26    In order for the Court to grant leave to appeal it must consider:

(1)    whether in all the circumstances, the decision at first instance is attended by sufficient doubt to warrant its reconsideration by a full court; and

(2)    whether substantial injustice would result if leave were refused, supposing the decision to be wrong.

See Decor Corporation Pty Ltd v Dart Industries Inc (1991) 33 FCR 397 at 398.

27    I turn then to consider the applicant’s proposed grounds of appeal.

28    The first ground alleges that the primary judge ignored legal issues and/or denied the applicant natural justice. However, it is clear from the primary judge’s decision that he was aware of, and stated, the basis upon which the court could set aside the orders that it had earlier made dismissing the applicant’s application for judicial review of the Tribunal’s decision. In addition, there is no arguable basis upon which it could be said that the primary judge denied the applicant natural justice in hearing and determining the application in a case for reinstatement. His Honour considered the submissions made by the applicant and, having done so, rejected them. Ground one does not identify an arguable basis for relief.

29    Ground two concerns the decision of the Tribunal. The applicant alleges in that ground that the Tribunal did not provide him with procedural fairness in conducting its review, and did not act in accordance with the prescribed law.

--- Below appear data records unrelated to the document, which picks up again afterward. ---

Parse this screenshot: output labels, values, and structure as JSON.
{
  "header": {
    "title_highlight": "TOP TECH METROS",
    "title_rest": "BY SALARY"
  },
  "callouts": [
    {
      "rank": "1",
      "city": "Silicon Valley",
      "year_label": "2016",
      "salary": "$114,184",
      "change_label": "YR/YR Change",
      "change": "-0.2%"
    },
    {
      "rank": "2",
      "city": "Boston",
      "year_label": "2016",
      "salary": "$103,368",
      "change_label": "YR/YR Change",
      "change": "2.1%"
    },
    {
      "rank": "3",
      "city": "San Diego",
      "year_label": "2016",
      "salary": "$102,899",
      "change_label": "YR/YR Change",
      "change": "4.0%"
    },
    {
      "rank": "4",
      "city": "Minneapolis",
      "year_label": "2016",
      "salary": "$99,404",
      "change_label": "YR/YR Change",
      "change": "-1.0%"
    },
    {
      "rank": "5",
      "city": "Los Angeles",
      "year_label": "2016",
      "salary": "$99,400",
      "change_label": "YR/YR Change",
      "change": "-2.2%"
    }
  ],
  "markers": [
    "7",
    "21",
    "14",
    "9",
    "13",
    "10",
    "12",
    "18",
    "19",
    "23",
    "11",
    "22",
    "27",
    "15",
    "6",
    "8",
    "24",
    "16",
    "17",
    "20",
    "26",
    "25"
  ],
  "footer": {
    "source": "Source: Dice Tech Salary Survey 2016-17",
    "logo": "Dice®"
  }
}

It is apparent from the primary judge’s reasons that this issue was also raised before his Honour. His Honour correctly found that the ground provided no arguable basis on which he could set aside his earlier orders. I similarly find that the ground does not have sufficient merit to warrant a grant of leave. It is well settled that, in the circumstances of this case, where the Tribunal did not have jurisdiction, the requirements in Pt 5 of the Act, including those in Div 5, do not apply: see SZEYK v Minister for Immigration and Citizenship [2008] FCA 1940 at [35] (SZEYK).

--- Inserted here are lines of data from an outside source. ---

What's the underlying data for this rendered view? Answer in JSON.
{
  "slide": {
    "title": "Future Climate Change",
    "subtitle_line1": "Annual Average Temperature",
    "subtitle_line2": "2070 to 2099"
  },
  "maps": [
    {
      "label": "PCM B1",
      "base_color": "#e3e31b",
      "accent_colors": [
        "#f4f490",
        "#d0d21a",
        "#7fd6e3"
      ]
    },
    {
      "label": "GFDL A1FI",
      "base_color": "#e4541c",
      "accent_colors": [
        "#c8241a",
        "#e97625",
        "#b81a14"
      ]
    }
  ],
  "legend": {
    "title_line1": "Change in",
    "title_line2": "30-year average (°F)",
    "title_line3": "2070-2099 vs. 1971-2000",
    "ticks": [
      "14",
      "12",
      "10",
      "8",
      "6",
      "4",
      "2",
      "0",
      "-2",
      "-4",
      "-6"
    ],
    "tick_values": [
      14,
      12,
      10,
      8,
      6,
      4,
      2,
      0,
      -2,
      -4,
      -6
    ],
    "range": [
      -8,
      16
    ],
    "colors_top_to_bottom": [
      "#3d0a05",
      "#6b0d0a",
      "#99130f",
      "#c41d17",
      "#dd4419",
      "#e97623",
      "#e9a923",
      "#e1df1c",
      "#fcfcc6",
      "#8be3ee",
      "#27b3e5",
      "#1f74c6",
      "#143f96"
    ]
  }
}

30    Insofar as the Tribunal was required to provide the applicant common law procedural fairness in respect of its consideration of whether it had jurisdiction, it did so. As observed by Bennett J in SZEYK at [37]:

Common law natural justice and procedural fairness require that the applicant be given a reasonable opportunity to deal with matters adverse to his interest that the decisionmaker proposes to take into account in exercising its power.

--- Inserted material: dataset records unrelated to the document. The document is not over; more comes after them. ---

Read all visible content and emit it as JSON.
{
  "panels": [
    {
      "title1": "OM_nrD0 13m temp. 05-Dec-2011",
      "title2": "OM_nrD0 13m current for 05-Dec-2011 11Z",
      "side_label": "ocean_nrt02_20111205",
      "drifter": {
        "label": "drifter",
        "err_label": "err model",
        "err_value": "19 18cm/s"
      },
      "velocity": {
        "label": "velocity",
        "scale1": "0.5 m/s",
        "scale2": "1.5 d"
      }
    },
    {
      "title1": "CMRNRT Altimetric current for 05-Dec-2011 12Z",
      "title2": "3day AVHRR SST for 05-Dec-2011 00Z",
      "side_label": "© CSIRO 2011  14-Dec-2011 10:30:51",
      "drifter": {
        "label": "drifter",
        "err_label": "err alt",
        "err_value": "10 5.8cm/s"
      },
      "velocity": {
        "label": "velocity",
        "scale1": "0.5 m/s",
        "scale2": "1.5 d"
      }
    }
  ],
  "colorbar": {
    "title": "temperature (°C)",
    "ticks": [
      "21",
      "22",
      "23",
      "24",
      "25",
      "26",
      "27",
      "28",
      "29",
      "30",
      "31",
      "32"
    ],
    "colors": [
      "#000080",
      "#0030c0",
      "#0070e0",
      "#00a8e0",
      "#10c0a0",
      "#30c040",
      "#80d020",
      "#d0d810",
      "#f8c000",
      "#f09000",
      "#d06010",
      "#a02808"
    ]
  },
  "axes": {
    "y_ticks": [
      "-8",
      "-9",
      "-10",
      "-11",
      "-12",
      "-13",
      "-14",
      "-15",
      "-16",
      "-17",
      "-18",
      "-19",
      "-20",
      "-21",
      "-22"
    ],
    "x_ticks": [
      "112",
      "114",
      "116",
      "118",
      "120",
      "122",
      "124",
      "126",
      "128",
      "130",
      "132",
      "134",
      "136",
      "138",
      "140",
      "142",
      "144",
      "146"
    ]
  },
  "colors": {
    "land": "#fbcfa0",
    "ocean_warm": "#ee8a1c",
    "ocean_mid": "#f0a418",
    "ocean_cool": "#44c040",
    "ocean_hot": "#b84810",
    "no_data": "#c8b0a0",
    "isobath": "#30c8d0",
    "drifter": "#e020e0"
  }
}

31    As the Minister submitted, and as is evident from the Tribunal’s decision, the Tribunal discharged its obligation to afford the applicant natural justice by inviting him to comment on the central issue that was before it, namely, the question of its jurisdiction, and considered his response to that invitation. Further, the primary judge was correct to hold that, notwithstanding any oral communication the applicant had with any person, the Tribunal was not empowered to depart from the statutory regime. As the Minister submitted, once it was found that the applicant was properly notified of the delegate’s decision and failed to make an application for review within the prescribed period of 21 days, the Tribunal had no power to extend time: see Beni v Minister for Immigration and Border Protection [2018] FCAFC 228 at [60]-[83].

conclusion

32    The grounds raised in the application for leave to appeal do not raise any doubt in the primary judge’s decision such as to warrant its reconsideration by a Full Court of this Court. In those circumstances, the application should be dismissed. Given the applicant has been unsuccessful in his application, it follows that he should pay the Minister’s costs.

33    I will make orders accordingly.

I certify that the preceding thirty-three (33) numbered paragraphs are a true copy of the Reasons for Judgment herein of the Honourable Justice Markovic.